Assignment 3

Extracting Features from Text and Modeling High-Dimensional Data using Spark

Due October 25th

This assignment involves modeling tweet sentiment data, but we will use Spark to generate datasets from the raw text. The data for this assignment is balanced, so we will examine the effects of different feature extraction and feature selection methods.

Setup

Update the course folder on your VM by pulling the latest code from the git repository. This will download the dataset and the .ipynb notebooks for this assignment in the data/assignment3_data.tsv and notebooks folder, respectively. Most of the instructions for each part will be inside the notebooks in the form of markdown cells. Be careful to read all the content in the notebooks, as some sections will require you to fill in code, and other sections will require you to include analysis in your PDF report.

Refer to the course setup page for instructions on how to launch Spark inside a Jupyter notebook.

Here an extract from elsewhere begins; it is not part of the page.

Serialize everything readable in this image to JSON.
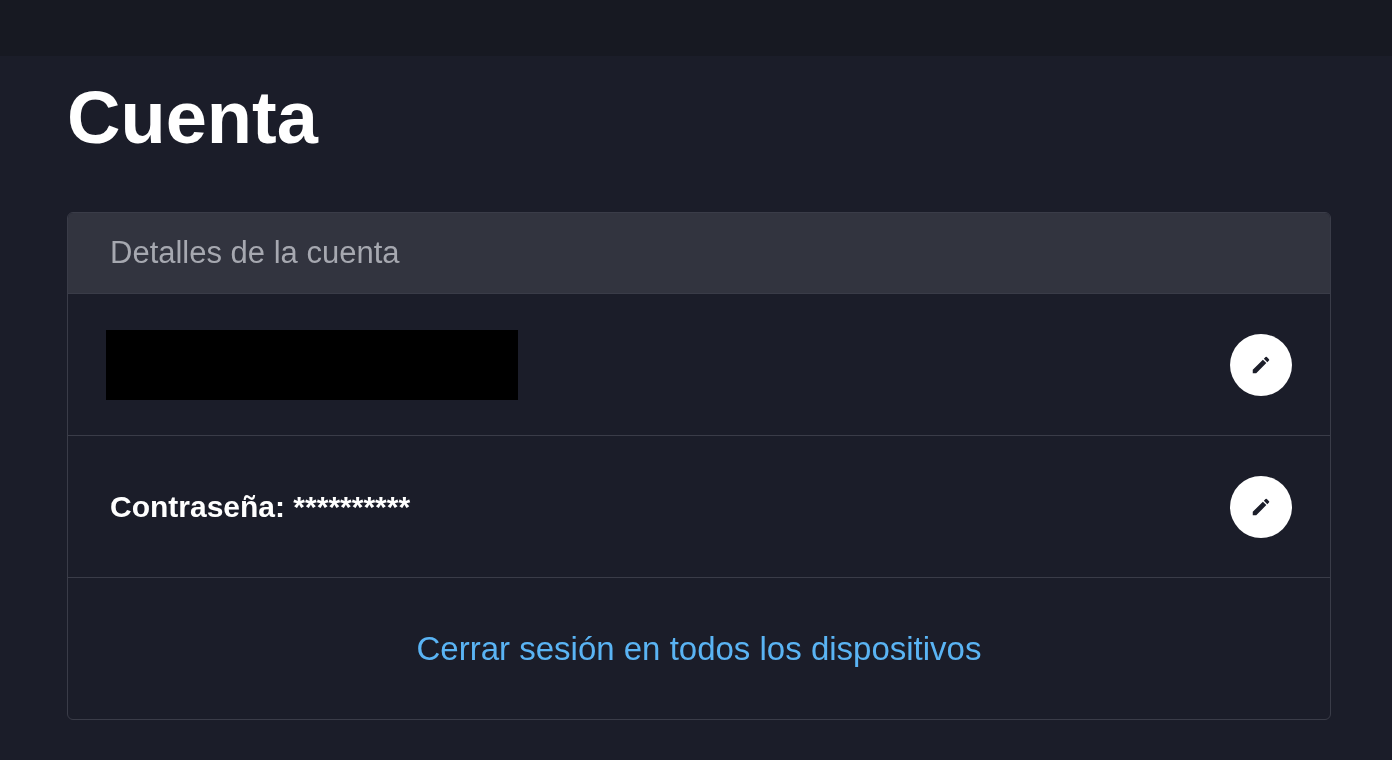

After you run the experiments, submit the notebooks (.ipynb) along with a report as detailed on the course home page. If you are comfortable with Python and Markdown, you can write all your analysis from inside the notebooks and just submit those. If you do that, download the notebooks as HTML files and submit those in addition to the .ipynb files.

Part 1: Extracting Features & Feature Selection

Open the assignment3-part1.ipynb notebook and follow the instructions. This notebook outlines the steps necessary to extract a binary word vector from the tweet data, as well as how to perform classification using Naive Bayes with and without ChiSquared feature selection.

The first cell in the notebook tries to import a couple of packages that will be needed for the assignment. These are not installed in your VM, so you will need to follow the instructions in the notebook to install the packages from the terminal.

The notebook will require you to fill in code in several code blocks. You need to write code whenever you see “<FILL IN>”. Each section that requires code has an associated problem number, like “1b”. You can refer to specific parts of the assignment in this way when asking questions on Piazza. Additionally, after working through the notebook, you should answer the following and include it in your report:

Is the AUC from the model with feature selection greater than the AUC for the model without feature selection? Please explain if these results prove that feature selection improves or does not improve Naive Bayes. If not, explain why.

NOTE: It may help to restart the kernel between Part 1 and 2. This will release the resources used by the Part 1 notebook, which should make the Part 2 notebook run faster. Click “Kernel -> Restart” from inside a Jupyter notebok to do this. Otherwise shut down Jupyter and restart it.

Part 2: Experimentation

Open the assignment3-part2.ipynb notebook and follow the instructions. This notebook will run an experiment to see the effects of different classifiers, word vector sizes, and number of features to select for feature selection. This part will require detailed analysis of your experimental results:

Include very detailed analysis of these results in your report. Your analysis should cover, but does not have to be limited to, the following questions:

  • What is the effect of changing the size of the vocabulary/word vector?
  • What is the effect of changing the classifier?
  • What is the effect of Chi Squared feature selection for various word vector sizes?
  • How do the results change for different combinations of these parameters?

Include the results.csv file in your homework submission zip file.